Download file with information on all 94,391 websites
 

The iWeb corpus contains about 14 billion words in 22,388,141 web pages from 94,391 websites. As far as we are aware, this makes it one of only three large web-based corpora that contain more than 12-13 billion words.

Unlike other large web-based corpora, iWeb was created by focusing on particular websites, rather than just scraping data from web pages on random websites. The following are the steps that we followed to create the corpus.



1. We downloaded from Alexa.com (created by Amazon) data on the top 1,000,000 websites from throughout the word, and their list is based on the number of users of these websites.

2. For each of these one million websites, we used the Alexa data to find what percentage of the users are from the US, Canada, Ireland, the UK, Australia, and New Zealand. The idea was that we wanted websites that would mainly be in English, as opposed to websites from India or Nigeria or Singapore (or obviously China or Japan or Russia), where they might contain a lot of material from other languages.

3. For each of the top 200,000 websites (from step #2), we obtained (and stored in a relational database) the URLs from searches on either Google or Bing. We basically just searched for web pages containing the word "of" from each of these websites, and (because nearly every page will have the word "of"), Google and Bing just gave us "random" web pages from each of these websites, which is what we wanted. Because Google will block repeated queries from the same IP address (somewhat less of a problem with Bing), we had to to these searches very slowly and methodically (to "stay below their radar"), and it took approximately three months to get all of the URLs.

4. We then downloaded all of the web pages for each of these websites, using custom software written by Spencer Davies in the Go programming language. It took about three days (using five different machines) to download the (approximately) 27 million web pages (at about 100 pages per second).

5. Approximately 30,000 of the 200,000 websites (from #3) were eliminated from the corpus, because of one of the following:

  • These were what might be called "transaction" websites, where there is little if any publicly-available data from "static" web pages. Examples might be VPN sites, torrent sites, or sites that require users to log in or to do a specific search to see pretty much anything else. For example, think of Google itself. 99.9% of anything valuable from Google will be the results for a specific search, not a static web page at www.google.com. So a list of random URLs (for static web pages) from www.google.com would not be very useful.
     
  • Websites that were blocked by the proxy server at BYU. The vast majority of these were p@rn sites, although there were a few for gambling, "hate speech", proxy avoidance, and other "blocked" sites.

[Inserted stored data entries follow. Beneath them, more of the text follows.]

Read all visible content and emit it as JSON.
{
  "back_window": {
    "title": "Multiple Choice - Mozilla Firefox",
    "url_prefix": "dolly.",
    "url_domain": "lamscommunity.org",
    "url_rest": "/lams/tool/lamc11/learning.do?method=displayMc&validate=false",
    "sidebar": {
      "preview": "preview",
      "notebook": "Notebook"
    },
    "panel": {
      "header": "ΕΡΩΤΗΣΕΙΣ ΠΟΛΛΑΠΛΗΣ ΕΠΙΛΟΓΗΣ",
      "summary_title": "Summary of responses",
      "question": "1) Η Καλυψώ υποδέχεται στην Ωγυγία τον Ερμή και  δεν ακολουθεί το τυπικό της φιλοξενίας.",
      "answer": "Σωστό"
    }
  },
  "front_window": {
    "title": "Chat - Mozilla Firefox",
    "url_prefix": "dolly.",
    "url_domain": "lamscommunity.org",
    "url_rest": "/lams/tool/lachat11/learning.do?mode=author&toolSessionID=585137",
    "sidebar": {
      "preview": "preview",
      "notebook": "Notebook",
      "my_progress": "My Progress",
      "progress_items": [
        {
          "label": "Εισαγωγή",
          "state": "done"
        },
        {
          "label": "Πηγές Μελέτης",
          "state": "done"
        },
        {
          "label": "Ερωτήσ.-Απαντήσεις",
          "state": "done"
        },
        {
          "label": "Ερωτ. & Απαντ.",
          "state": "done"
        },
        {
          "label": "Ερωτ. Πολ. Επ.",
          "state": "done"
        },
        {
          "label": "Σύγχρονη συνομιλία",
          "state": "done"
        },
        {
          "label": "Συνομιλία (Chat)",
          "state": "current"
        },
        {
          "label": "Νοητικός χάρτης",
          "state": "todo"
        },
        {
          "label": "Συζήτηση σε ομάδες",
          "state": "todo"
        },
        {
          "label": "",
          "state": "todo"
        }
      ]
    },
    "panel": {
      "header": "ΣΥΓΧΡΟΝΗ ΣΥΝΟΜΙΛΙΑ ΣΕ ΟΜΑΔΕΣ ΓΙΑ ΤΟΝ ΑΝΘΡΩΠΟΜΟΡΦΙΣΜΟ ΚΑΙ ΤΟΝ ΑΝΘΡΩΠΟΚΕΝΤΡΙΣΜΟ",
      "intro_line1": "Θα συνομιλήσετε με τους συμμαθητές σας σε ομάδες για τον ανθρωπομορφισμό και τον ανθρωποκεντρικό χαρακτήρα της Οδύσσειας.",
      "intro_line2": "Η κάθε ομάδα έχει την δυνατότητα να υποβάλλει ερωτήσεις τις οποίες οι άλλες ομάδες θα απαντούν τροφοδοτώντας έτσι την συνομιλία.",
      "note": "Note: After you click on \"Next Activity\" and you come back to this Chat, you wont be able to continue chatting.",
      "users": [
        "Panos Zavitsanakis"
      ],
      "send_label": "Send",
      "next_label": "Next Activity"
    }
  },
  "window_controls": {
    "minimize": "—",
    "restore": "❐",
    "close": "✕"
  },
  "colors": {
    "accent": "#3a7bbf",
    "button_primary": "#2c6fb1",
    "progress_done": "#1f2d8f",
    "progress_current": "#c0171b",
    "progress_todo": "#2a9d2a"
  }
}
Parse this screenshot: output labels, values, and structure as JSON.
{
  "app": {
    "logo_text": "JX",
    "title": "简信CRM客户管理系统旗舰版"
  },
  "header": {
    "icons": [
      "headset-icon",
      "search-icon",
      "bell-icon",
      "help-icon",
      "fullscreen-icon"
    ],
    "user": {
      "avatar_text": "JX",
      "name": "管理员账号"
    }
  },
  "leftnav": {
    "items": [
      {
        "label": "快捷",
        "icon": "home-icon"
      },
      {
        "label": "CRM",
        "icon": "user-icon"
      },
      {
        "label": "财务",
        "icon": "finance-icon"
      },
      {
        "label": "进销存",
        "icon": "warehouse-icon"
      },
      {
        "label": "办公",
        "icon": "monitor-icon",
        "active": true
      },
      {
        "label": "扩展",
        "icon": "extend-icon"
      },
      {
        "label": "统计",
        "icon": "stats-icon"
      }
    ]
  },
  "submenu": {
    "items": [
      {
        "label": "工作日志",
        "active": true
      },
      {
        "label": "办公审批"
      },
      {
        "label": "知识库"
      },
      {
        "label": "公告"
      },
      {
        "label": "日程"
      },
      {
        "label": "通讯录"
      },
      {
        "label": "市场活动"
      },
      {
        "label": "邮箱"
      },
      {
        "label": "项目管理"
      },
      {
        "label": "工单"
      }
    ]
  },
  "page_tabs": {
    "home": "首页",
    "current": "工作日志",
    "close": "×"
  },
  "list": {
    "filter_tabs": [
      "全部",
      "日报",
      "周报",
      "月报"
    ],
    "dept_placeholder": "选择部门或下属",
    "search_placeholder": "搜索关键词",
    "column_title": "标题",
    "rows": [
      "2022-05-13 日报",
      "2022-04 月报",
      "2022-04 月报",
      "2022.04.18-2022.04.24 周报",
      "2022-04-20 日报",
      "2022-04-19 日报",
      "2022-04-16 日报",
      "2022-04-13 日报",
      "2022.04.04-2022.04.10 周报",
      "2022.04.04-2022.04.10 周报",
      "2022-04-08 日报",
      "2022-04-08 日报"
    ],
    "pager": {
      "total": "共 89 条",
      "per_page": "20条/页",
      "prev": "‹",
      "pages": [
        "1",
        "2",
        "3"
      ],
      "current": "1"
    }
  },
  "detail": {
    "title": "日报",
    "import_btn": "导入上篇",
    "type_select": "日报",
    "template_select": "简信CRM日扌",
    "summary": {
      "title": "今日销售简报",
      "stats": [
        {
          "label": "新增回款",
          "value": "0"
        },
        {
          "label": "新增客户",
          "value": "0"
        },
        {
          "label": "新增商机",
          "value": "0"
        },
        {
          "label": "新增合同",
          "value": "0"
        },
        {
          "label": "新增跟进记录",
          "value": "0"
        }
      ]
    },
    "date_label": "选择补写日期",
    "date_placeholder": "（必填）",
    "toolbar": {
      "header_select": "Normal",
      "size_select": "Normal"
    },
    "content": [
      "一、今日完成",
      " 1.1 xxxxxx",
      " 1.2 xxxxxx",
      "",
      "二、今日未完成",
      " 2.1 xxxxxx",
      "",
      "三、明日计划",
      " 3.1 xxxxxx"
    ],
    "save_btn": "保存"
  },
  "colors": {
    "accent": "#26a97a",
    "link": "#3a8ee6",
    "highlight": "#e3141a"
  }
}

6. We used JusText to remove "boilerplate" material (headers, footers, sidebars, etc), and we then tagged each of the pages with the CLAWS 7 tagger.

7. At this point, there were about 170,000 websites. We needed websites that had enough words and web pages to get a good sampling of the language from the website. We set a minimum threshold of 10,000 words in at least 30 different web pages from each website, and this eliminated another 65,000 websites, leaving us with about 105,000 websites. 

8. We then did repeated tests and procedures to find duplicate web pages and phrases. We searched for duplicate n-grams (primarily 11-grams), looking for long strings of words that are repeated, such as "This newspaper is copyrighted by Company_X. You are not permitted..." ( = 11 words, including punctuation). We ran these searches many times, in many different ways, trying to find and eliminate duplicate texts, as well as duplicate strings within different texts. Because there is a lot of duplicate material on web pages (even after running programs like JusText), this eliminated approximately 10,600 more websites that had less than 10,000 words or 30 web pages.

9. After all of these steps, we ended up with 94,391 websites (containing 22,388,141 web pages).


In other large web-based corpora, the websites are essentially "random", and the vast majority of websites might contain just a handful of web pages that were scooped up as the list of URLs was generated from links on other pages, and which means that users cannot search by the website itself. But because of the systematic, principled way in which the websites were selected for iWeb, there is an average of 245 web pages and 140,000 words for each of the 94,391 websites. And because of the underling architecture of the corpus, you can quickly and easily create Virtual Corpora to search by website, and to find the websites that refer the most to a particular word, phrase, or even topic.


(Just to be fair, we should note that there are advantages to just grabbing "random" web pages, regardless of what website they are from, and this is essentially the way that we created the GloWbE corpus. As mentioned above, however, the downside to such an approach is that the vast majority of the websites will probably have just a few pages, which means that it wouldn't make sense to use the website as part of the search, as one can do with iWeb.)